NEW YORK (AP) — Back when business was starting to boom, notorious Mexican drug lord Joaquin “El Chapo” Guzman took delight in seeing massive cocaine shipments arriving by air from Colombia, occasions he code-named “parties” that made him so rich he could pay multimillion-dollar bribes to a powerful police commander, a government witness at Guzman’s U.S. trial testified Monday.
Miguel Angel Martinez told the jury that while working for Guzman in the late 1980s and early 1990s, the largest shipment ever seen at that time was carried by a fleet of 10 planes, each hauling hundreds of kilos, that landed one day on a hidden airstrip.
At the time, Guzman “was very happy,” Martinez said.
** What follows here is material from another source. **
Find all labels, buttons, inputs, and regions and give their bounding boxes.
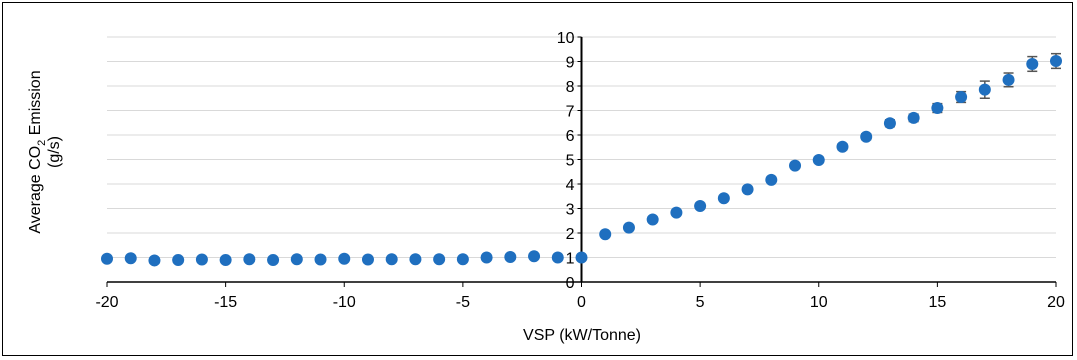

He added Guzman told him, “Compadre, now it’s a great party.”
Martinez, testifying in the trial’s third week, also told the jury that the Sinaloa cartel paid $10 million in drug money bribes at least twice to Guillermo Gonzalez Calderoni, a top law enforcement official in Mexico City. In exchange, Calderoni tipped off the cartel about investigations and offered other protections that helped keep Guzman from getting caught.
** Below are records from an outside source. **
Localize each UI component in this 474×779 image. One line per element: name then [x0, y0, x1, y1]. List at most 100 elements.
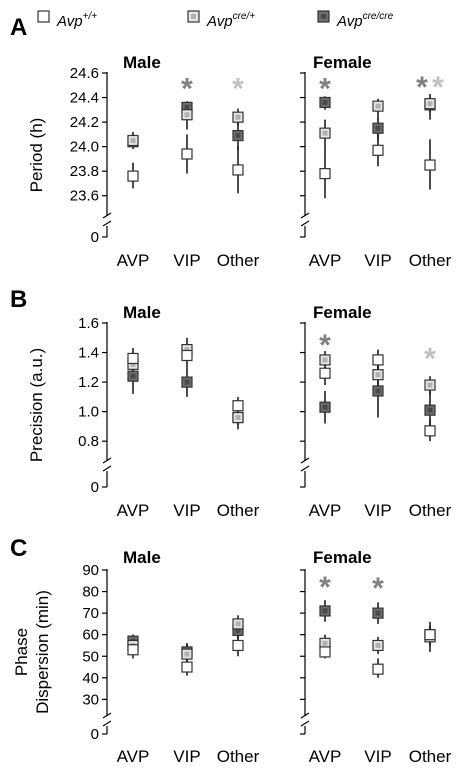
axis-break-mark	[102, 457, 112, 464]
data-point-core	[235, 133, 241, 139]
y-tick-label: 0.8	[78, 433, 99, 450]
data-point-core	[427, 407, 433, 413]
x-category-label: AVP	[117, 747, 150, 766]
y-tick-label-zero: 0	[91, 479, 99, 496]
data-point-core	[322, 608, 328, 614]
significance-star: *	[432, 71, 444, 104]
x-category-label: Other	[409, 501, 452, 520]
data-point	[127, 352, 139, 365]
y-tick-label: 23.8	[70, 163, 99, 180]
panel-letter: C	[10, 535, 27, 562]
data-point-core	[322, 404, 328, 410]
data-point	[127, 170, 139, 182]
legend-item: Avpcre/cre	[317, 10, 394, 30]
y-tick-label: 24.6	[70, 65, 99, 82]
axis-break-mark	[102, 720, 112, 727]
subplot-title: Male	[123, 548, 161, 567]
data-point-core	[322, 640, 328, 646]
significance-star: *	[319, 329, 331, 362]
data-point	[372, 354, 384, 366]
subplot-male: Male 30 40 50 60 70 80 90 0 AVP VIP Other	[82, 548, 259, 766]
data-point	[372, 144, 384, 156]
y-tick-label-zero: 0	[91, 229, 99, 246]
axis-break-mark	[300, 712, 310, 719]
data-point-core	[322, 99, 328, 105]
panel-a: A Period (h) Male 23.6 23.8 24.0 24.2 24.4 24.6 0…	[10, 14, 452, 270]
x-category-label: AVP	[309, 501, 342, 520]
y-axis-title: Precision (a.u.)	[27, 348, 46, 462]
significance-star: *	[372, 572, 384, 605]
x-category-label: VIP	[173, 501, 200, 520]
legend-label-sup: cre/+	[233, 11, 256, 22]
y-tick-label: 1.0	[78, 404, 99, 421]
panel-c: C Phase Dispersion (min) Male 30 40 50 60 70 80 90…	[10, 535, 452, 766]
legend-label-base: Avp	[336, 13, 363, 30]
legend-item: Avpcre/+	[187, 10, 256, 30]
data-point	[232, 164, 244, 176]
subplot-title: Male	[123, 53, 161, 72]
data-point	[424, 425, 436, 437]
data-point	[181, 661, 193, 673]
panel-b: B Precision (a.u.) Male 0.8 1.0 1.2 1.4 1.6 0 AVP…	[10, 286, 452, 520]
axis-break-mark	[300, 220, 310, 227]
data-point-core	[235, 415, 241, 421]
y-axis-title: Dispersion (min)	[33, 590, 52, 714]
legend-label-base: Avp	[206, 13, 233, 30]
data-point-core	[322, 130, 328, 136]
legend-label: Avp+/+	[56, 11, 97, 30]
subplot-title: Female	[313, 53, 372, 72]
data-point-core	[130, 373, 136, 379]
legend-item: Avp+/+	[37, 10, 97, 30]
y-tick-label: 23.6	[70, 188, 99, 205]
x-category-label: AVP	[309, 251, 342, 270]
panel-letter: A	[10, 14, 27, 41]
data-point	[424, 629, 436, 641]
x-category-label: Other	[217, 747, 260, 766]
legend-label-base: Avp	[56, 13, 83, 30]
data-point-core	[184, 112, 190, 118]
panels: A Period (h) Male 23.6 23.8 24.0 24.2 24.4 24.6 0…	[10, 14, 452, 766]
data-point-core	[375, 388, 381, 394]
x-category-label: VIP	[364, 747, 391, 766]
x-category-label: VIP	[364, 251, 391, 270]
data-point-core	[235, 114, 241, 120]
data-point	[232, 639, 244, 652]
y-tick-label: 90	[82, 562, 99, 579]
data-point-core	[184, 347, 190, 353]
data-point-core	[427, 382, 433, 388]
legend-marker	[37, 10, 50, 23]
x-category-label: AVP	[309, 747, 342, 766]
x-category-label: VIP	[364, 501, 391, 520]
data-point	[319, 168, 331, 180]
significance-star: *	[232, 72, 244, 105]
y-axis-title: Period (h)	[27, 118, 46, 193]
x-category-label: Other	[409, 747, 452, 766]
legend-label-sup: cre/cre	[363, 11, 394, 22]
data-point-core	[375, 642, 381, 648]
legend-marker-core	[191, 14, 196, 19]
data-point-core	[184, 104, 190, 110]
subplot-male: Male 0.8 1.0 1.2 1.4 1.6 0 AVP VIP Other	[78, 303, 259, 520]
data-point-core	[130, 138, 136, 143]
x-category-label: AVP	[117, 501, 150, 520]
panel-letter: B	[10, 286, 27, 313]
axis-break-mark	[300, 720, 310, 727]
y-tick-label: 70	[82, 605, 99, 622]
significance-star: *	[319, 72, 331, 105]
axis-break-mark	[102, 220, 112, 227]
data-point-core	[322, 357, 328, 363]
data-point-core	[427, 101, 433, 107]
data-point-core	[184, 651, 190, 657]
data-point-core	[375, 125, 381, 131]
data-point-core	[375, 103, 381, 109]
data-point-core	[375, 610, 381, 616]
data-point-core	[235, 621, 241, 627]
significance-star: *	[424, 343, 436, 376]
significance-star: *	[181, 72, 193, 105]
data-point	[424, 159, 436, 171]
y-tick-label: 1.2	[78, 374, 99, 391]
subplot-title: Female	[313, 303, 372, 322]
y-tick-label: 1.4	[78, 345, 99, 362]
Calderoni was known in that era for helping solve the slaying of a drug enforcement agent by drug dealers in Mexico in 1985. He also was accused of corruption and torture before slipping out of the country to live in McAllen, Texas, where he was gunned down in a suspected hit in 2003.
Guzman was extradited to the United States last year to face drug-trafficking charges accusing him of running a cartel known for greed and violence. His lawyers say he is being framed by cooperators like Martinez, whose witness protection status remains unclear.
To show that Martinez actually knew Guzman, prosecutors entered into evidence a photo they said shows him sitting next to Guzman at a social gathering sometime in the early 1990s. The prosecutors had the face of Martinez obscured because they say having images of him go public could put his life in danger.
Last week, another former cartel member who has pleaded guilty and is behind bars testified that a high-level security chief in Mexico and a second law enforcement official who once worked under the country’s new president-elect took millions of dollars in bribes in the mid-2000s.
Martinez testified that, after washing out as a pilot for Guzman by nearly crashing a plane with his boss aboard, he was made a cartel administrator helping oversee the Colombian shipments and bribery. He said that he and Guzman became so close that Guzman became the godfather of his son.
He described how Guzman was born into poverty in a part of the Sinaloa countryside known for growing marijuana and poppies for heroin. He testified that the future kingpin told him he went into the drug trade because “he didn’t have anything to eat.”